Innovative Bispecific Nanobody Targeting CD3 Complex and CD105 for Next-Generation Cancer Immunotherapy
VHH-P376 is a highly specialized humanized nanobody therapeutic currently in the Biological Testing phase, developed for cancer treatment. This program harnesses a bispecific approach, enabling simultaneous targeting of the CD3 Complex (T Cell Receptor Complex) and endoglin (ENG). By binding to both crucial immune and tumor-associated antigens, VHH-P376 holds the potential to revolutionize cancer immunotherapy by selectively engaging cytotoxic T cells with malignant cells. The unique structure and biological targeting capability of VHH-P376 position it as a promising candidate in the next wave of precision oncology therapeutics.
| Candidate | VHH-P376 |
| Target | CD3 Complex (T Cell Receptor Complex) endoglin (ENG) |
| Modality | humanized bispecific VHH |
| Indication | Cancer |
Licensing Opportunity
VHH-P376 is now available for out-licensing opportunities. We invite inquiries from partners interested in collaboration, co-development, or commercialization of this advanced bispecific nanobody program for cancer immunotherapy.

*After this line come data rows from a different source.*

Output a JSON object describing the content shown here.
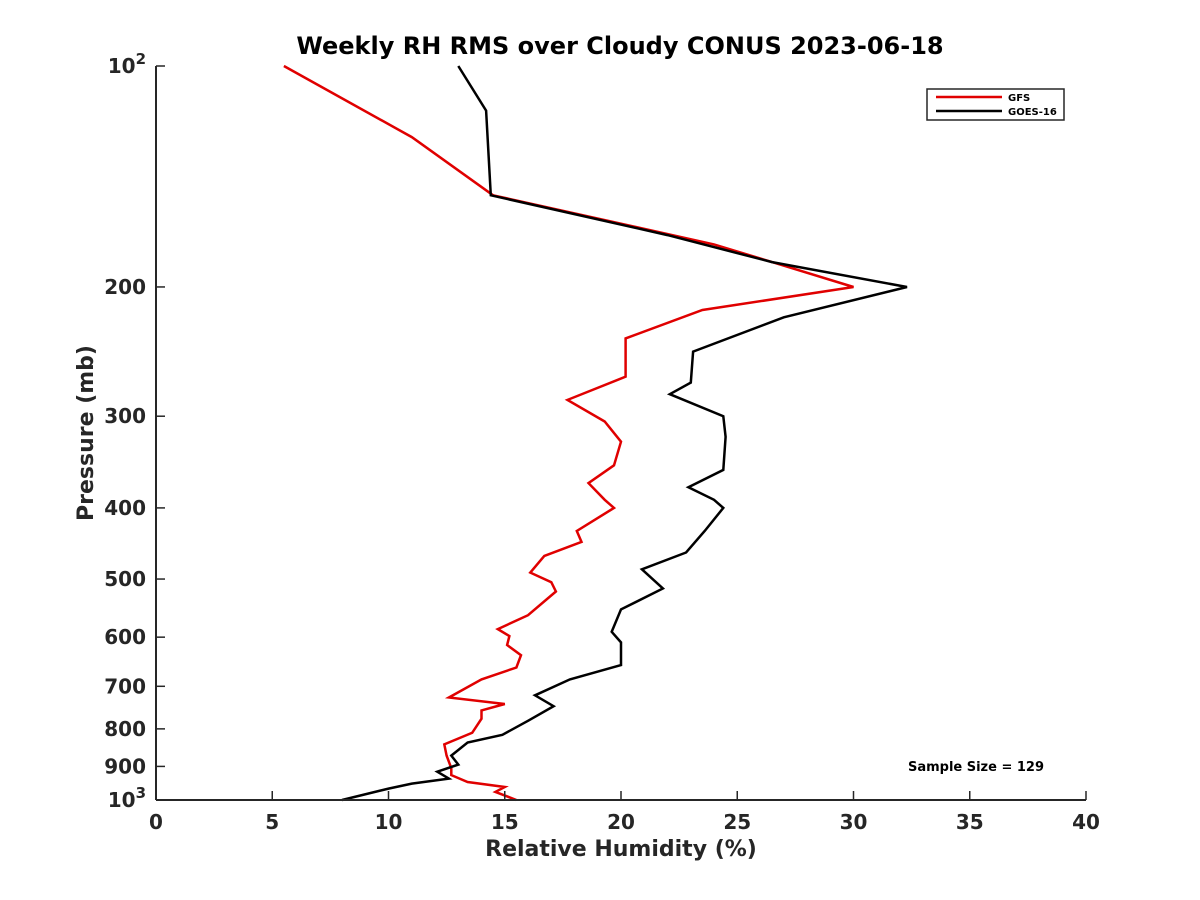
{
  "chart_data": {
    "type": "line",
    "title": "Weekly RH RMS over Cloudy CONUS 2023-06-18",
    "xlabel": "Relative Humidity (%)",
    "ylabel": "Pressure (mb)",
    "xlim": [
      0,
      40
    ],
    "ylim": [
      100,
      1000
    ],
    "yscale": "log",
    "y_reversed": true,
    "xticks": [
      0,
      5,
      10,
      15,
      20,
      25,
      30,
      35,
      40
    ],
    "yticks": [
      {
        "value": 100,
        "label": "10",
        "sup": "2"
      },
      {
        "value": 200,
        "label": "200",
        "sup": ""
      },
      {
        "value": 300,
        "label": "300",
        "sup": ""
      },
      {
        "value": 400,
        "label": "400",
        "sup": ""
      },
      {
        "value": 500,
        "label": "500",
        "sup": ""
      },
      {
        "value": 600,
        "label": "600",
        "sup": ""
      },
      {
        "value": 700,
        "label": "700",
        "sup": ""
      },
      {
        "value": 800,
        "label": "800",
        "sup": ""
      },
      {
        "value": 900,
        "label": "900",
        "sup": ""
      },
      {
        "value": 1000,
        "label": "10",
        "sup": "3"
      }
    ],
    "grid": false,
    "legend_position": "top-right",
    "annotation": "Sample Size = 129",
    "series": [
      {
        "name": "GFS",
        "color": "#e00000",
        "points": [
          [
            5.5,
            100
          ],
          [
            11.0,
            125
          ],
          [
            14.5,
            150
          ],
          [
            24.0,
            175
          ],
          [
            26.5,
            185
          ],
          [
            30.0,
            200
          ],
          [
            23.5,
            215
          ],
          [
            20.2,
            235
          ],
          [
            20.2,
            265
          ],
          [
            17.7,
            285
          ],
          [
            19.3,
            305
          ],
          [
            20.0,
            325
          ],
          [
            19.7,
            350
          ],
          [
            18.6,
            370
          ],
          [
            19.3,
            390
          ],
          [
            19.7,
            400
          ],
          [
            18.1,
            430
          ],
          [
            18.3,
            445
          ],
          [
            16.7,
            465
          ],
          [
            16.1,
            490
          ],
          [
            17.0,
            505
          ],
          [
            17.2,
            520
          ],
          [
            16.0,
            560
          ],
          [
            14.7,
            585
          ],
          [
            15.2,
            598
          ],
          [
            15.1,
            615
          ],
          [
            15.7,
            635
          ],
          [
            15.5,
            660
          ],
          [
            14.0,
            685
          ],
          [
            12.6,
            725
          ],
          [
            15.0,
            740
          ],
          [
            14.0,
            755
          ],
          [
            14.0,
            775
          ],
          [
            13.6,
            810
          ],
          [
            12.4,
            840
          ],
          [
            12.5,
            870
          ],
          [
            12.7,
            905
          ],
          [
            12.7,
            925
          ],
          [
            13.4,
            945
          ],
          [
            15.0,
            960
          ],
          [
            14.6,
            975
          ],
          [
            15.5,
            1000
          ]
        ]
      },
      {
        "name": "GOES-16",
        "color": "#000000",
        "points": [
          [
            13.0,
            100
          ],
          [
            14.2,
            115
          ],
          [
            14.4,
            150
          ],
          [
            22.0,
            170
          ],
          [
            26.5,
            185
          ],
          [
            32.3,
            200
          ],
          [
            27.0,
            220
          ],
          [
            23.1,
            245
          ],
          [
            23.0,
            270
          ],
          [
            22.1,
            280
          ],
          [
            24.4,
            300
          ],
          [
            24.5,
            320
          ],
          [
            24.4,
            355
          ],
          [
            22.9,
            375
          ],
          [
            24.0,
            390
          ],
          [
            24.4,
            400
          ],
          [
            23.6,
            430
          ],
          [
            22.8,
            460
          ],
          [
            20.9,
            485
          ],
          [
            21.8,
            515
          ],
          [
            20.0,
            550
          ],
          [
            19.6,
            590
          ],
          [
            20.0,
            610
          ],
          [
            20.0,
            655
          ],
          [
            17.8,
            685
          ],
          [
            16.3,
            720
          ],
          [
            17.1,
            745
          ],
          [
            16.0,
            780
          ],
          [
            14.9,
            815
          ],
          [
            13.4,
            835
          ],
          [
            12.7,
            870
          ],
          [
            13.0,
            895
          ],
          [
            12.1,
            915
          ],
          [
            12.6,
            935
          ],
          [
            11.0,
            950
          ],
          [
            10.0,
            965
          ],
          [
            8.0,
            1000
          ]
        ]
      }
    ]
  }
}
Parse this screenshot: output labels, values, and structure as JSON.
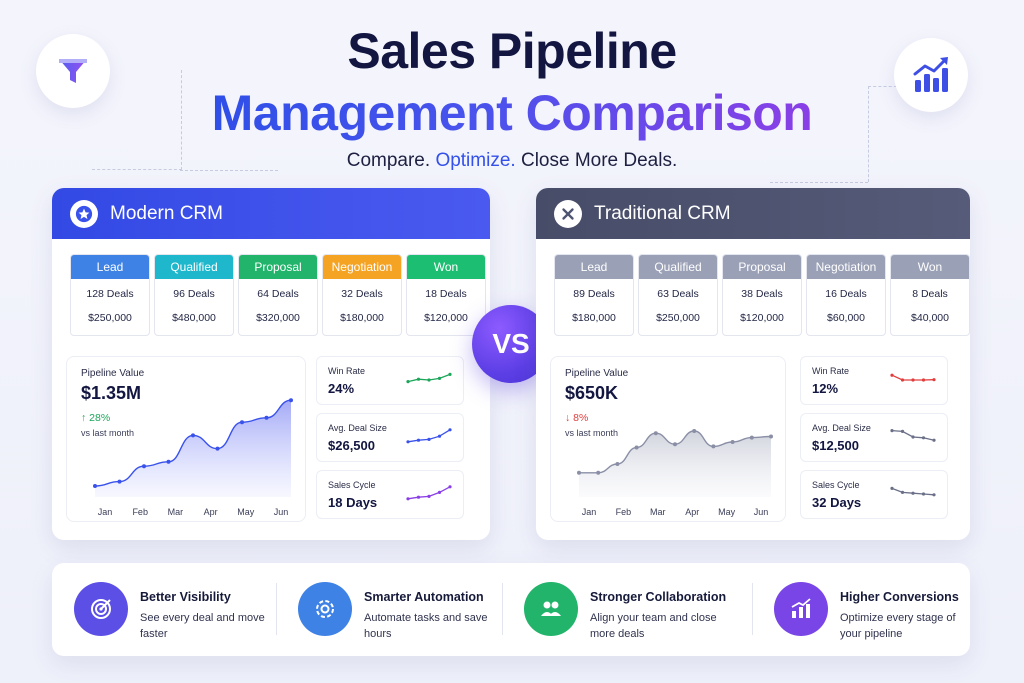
{
  "header": {
    "title_line1": "Sales Pipeline",
    "title_line2": "Management Comparison",
    "tagline_part1": "Compare.",
    "tagline_part2": "Optimize.",
    "tagline_part3": "Close More Deals.",
    "left_badge_icon": "funnel-icon",
    "right_badge_icon": "growth-chart-icon"
  },
  "colors": {
    "modern_head": "#3a52ec",
    "traditional_head": "#4d5370",
    "lead": "#3f82e6",
    "qualified": "#1fb7cc",
    "proposal": "#21b46a",
    "negotiation": "#f5a323",
    "won": "#1cbf72",
    "traditional_stage": "#9aa0b6",
    "positive": "#1ca65a",
    "negative": "#e23d3d"
  },
  "modern": {
    "title": "Modern CRM",
    "icon": "star-icon",
    "stages": [
      {
        "name": "Lead",
        "deals": "128 Deals",
        "value": "$250,000"
      },
      {
        "name": "Qualified",
        "deals": "96 Deals",
        "value": "$480,000"
      },
      {
        "name": "Proposal",
        "deals": "64 Deals",
        "value": "$320,000"
      },
      {
        "name": "Negotiation",
        "deals": "32 Deals",
        "value": "$180,000"
      },
      {
        "name": "Won",
        "deals": "18 Deals",
        "value": "$120,000"
      }
    ],
    "pipeline": {
      "label": "Pipeline Value",
      "value": "$1.35M",
      "change": "↑ 28%",
      "change_sub": "vs last month",
      "months": [
        "Jan",
        "Feb",
        "Mar",
        "Apr",
        "May",
        "Jun"
      ],
      "trend": [
        0.1,
        0.14,
        0.28,
        0.32,
        0.56,
        0.44,
        0.68,
        0.72,
        0.88
      ]
    },
    "metrics": [
      {
        "label": "Win Rate",
        "value": "24%",
        "color": "#1ca65a",
        "trend": [
          0.4,
          0.55,
          0.5,
          0.6,
          0.85
        ]
      },
      {
        "label": "Avg. Deal Size",
        "value": "$26,500",
        "color": "#3a52ec",
        "trend": [
          0.2,
          0.3,
          0.35,
          0.55,
          0.95
        ]
      },
      {
        "label": "Sales Cycle",
        "value": "18 Days",
        "color": "#8a3fe6",
        "trend": [
          0.2,
          0.3,
          0.35,
          0.6,
          0.95
        ]
      }
    ]
  },
  "traditional": {
    "title": "Traditional CRM",
    "icon": "close-icon",
    "stages": [
      {
        "name": "Lead",
        "deals": "89 Deals",
        "value": "$180,000"
      },
      {
        "name": "Qualified",
        "deals": "63 Deals",
        "value": "$250,000"
      },
      {
        "name": "Proposal",
        "deals": "38 Deals",
        "value": "$120,000"
      },
      {
        "name": "Negotiation",
        "deals": "16 Deals",
        "value": "$60,000"
      },
      {
        "name": "Won",
        "deals": "8 Deals",
        "value": "$40,000"
      }
    ],
    "pipeline": {
      "label": "Pipeline Value",
      "value": "$650K",
      "change": "↓ 8%",
      "change_sub": "vs last month",
      "months": [
        "Jan",
        "Feb",
        "Mar",
        "Apr",
        "May",
        "Jun"
      ],
      "trend": [
        0.22,
        0.22,
        0.3,
        0.45,
        0.58,
        0.48,
        0.6,
        0.46,
        0.5,
        0.54,
        0.55
      ]
    },
    "metrics": [
      {
        "label": "Win Rate",
        "value": "12%",
        "color": "#e23d3d",
        "trend": [
          0.8,
          0.5,
          0.5,
          0.5,
          0.52
        ]
      },
      {
        "label": "Avg. Deal Size",
        "value": "$12,500",
        "color": "#6b7088",
        "trend": [
          0.9,
          0.85,
          0.5,
          0.45,
          0.3
        ]
      },
      {
        "label": "Sales Cycle",
        "value": "32 Days",
        "color": "#6b7088",
        "trend": [
          0.85,
          0.6,
          0.55,
          0.5,
          0.45
        ]
      }
    ]
  },
  "benefits": [
    {
      "title": "Better Visibility",
      "desc": "See every deal and move faster",
      "icon": "target-icon",
      "color": "#5b4fe6"
    },
    {
      "title": "Smarter Automation",
      "desc": "Automate tasks and save hours",
      "icon": "automation-gear-icon",
      "color": "#3f82e6"
    },
    {
      "title": "Stronger Collaboration",
      "desc": "Align your team and close more deals",
      "icon": "team-icon",
      "color": "#21b46a"
    },
    {
      "title": "Higher Conversions",
      "desc": "Optimize every stage of your pipeline",
      "icon": "bar-growth-icon",
      "color": "#7a45e6"
    }
  ],
  "vs_label": "VS"
}
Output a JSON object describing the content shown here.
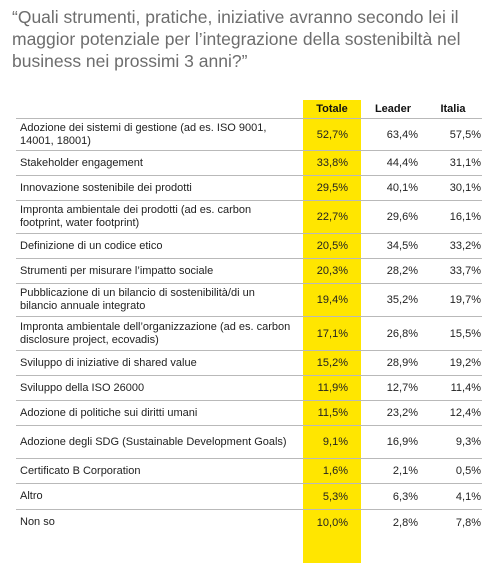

Contact UsDevelopment Phase
| Program | Research | Preclinical | Phase 1 |
|---|---|---|---|
| VHH-P376 |
Modality
VHH-P376 is designed as a bispecific T-cell engager, composed of two single-domain antibodies (nanobodies)—one directed at CD105 and the other at CD3—joined via flexible G4S linkers. These nanobodies are characterized by their small molecular size, robust folding, and exceptional tissue permeability compared to conventional antibodies. Expressed in Escherichia coli Rosetta cells, VHH-P376 benefits from efficient production and reliable consistency. The compact structure of nanobodies grants VHH-P376 an improved ability to penetrate dense tumor tissue and to access challenging epitopes, potentially translating into more effective tumor targeting and immune synapse formation in cancer therapy.
Target
CD3 Complex and CD105 are integral targets in cancer immunotherapy. The CD3 Complex is a multi-subunit protein found on the surface of T cells and orchestrates the initiation of adaptive immune responses through T cell activation. CD105, also known as endoglin, is a membrane glycoprotein predominantly expressed on proliferating endothelial cells within the tumor microenvironment. CD3 Complex is critical for T cell-mediated cytotoxicity, while CD105 marks newly formed vasculature in growing tumors. By targeting both CD3 Complex and CD105, VHH-P376 leverages the dual strategy of directly engaging cytotoxic T cells and honing in on angiogenic tumor vasculature. The bispecific approach enhances tumor specificity and minimizes potential off-target effects, positioning VHH-P376 as a strategic asset in the immuno-oncology landscape.
Mechanism of Action
VHH-P376 exerts its anti-tumor activity via a bispecific mechanism, binding to CD3 Complex on T cells and CD105 on tumor-associated endothelial cells. This dual engagement brings cytotoxic T lymphocytes into close proximity with the tumor microenvironment, facilitating targeted immune synapse formation and potent T cell activation at the tumor site. By bridging immune effector cells with angiogenic vasculature, VHH-P376 amplifies anti-tumor immunity and may disrupt tumor blood supply. The nanobody platform underlying VHH-P376 is versatile, supporting further engineering into antibody-drug conjugates or other bispecific constructs, thereby broadening potential therapeutic applications and offering expanded value in precision immuno-oncology.
Cancer
Cancer represents a diverse group of diseases characterized by the uncontrolled proliferation and spread of abnormal cells. It remains one of the leading causes of morbidity and mortality worldwide, with millions of new diagnoses annually across various malignancy types. Conventional therapies for cancer include surgery, chemotherapy, radiation, hormonal therapy, targeted agents, and immunotherapies. Despite advances, resistance, off-target toxicity, and heterogeneous tumor biology result in suboptimal outcomes for a significant proportion of patients. There remain pressing unmet medical needs, particularly for tumors with high relapse rates or limited response to established treatments. VHH-P376’s bispecific mechanism facilitates precise immune targeting and vascular disruption within the tumor, offering a promising approach for improved efficacy and safety over traditional modalities. Its development addresses critical gaps in current oncology treatment by harnessing the immune system’s potential with refined tumor specificity.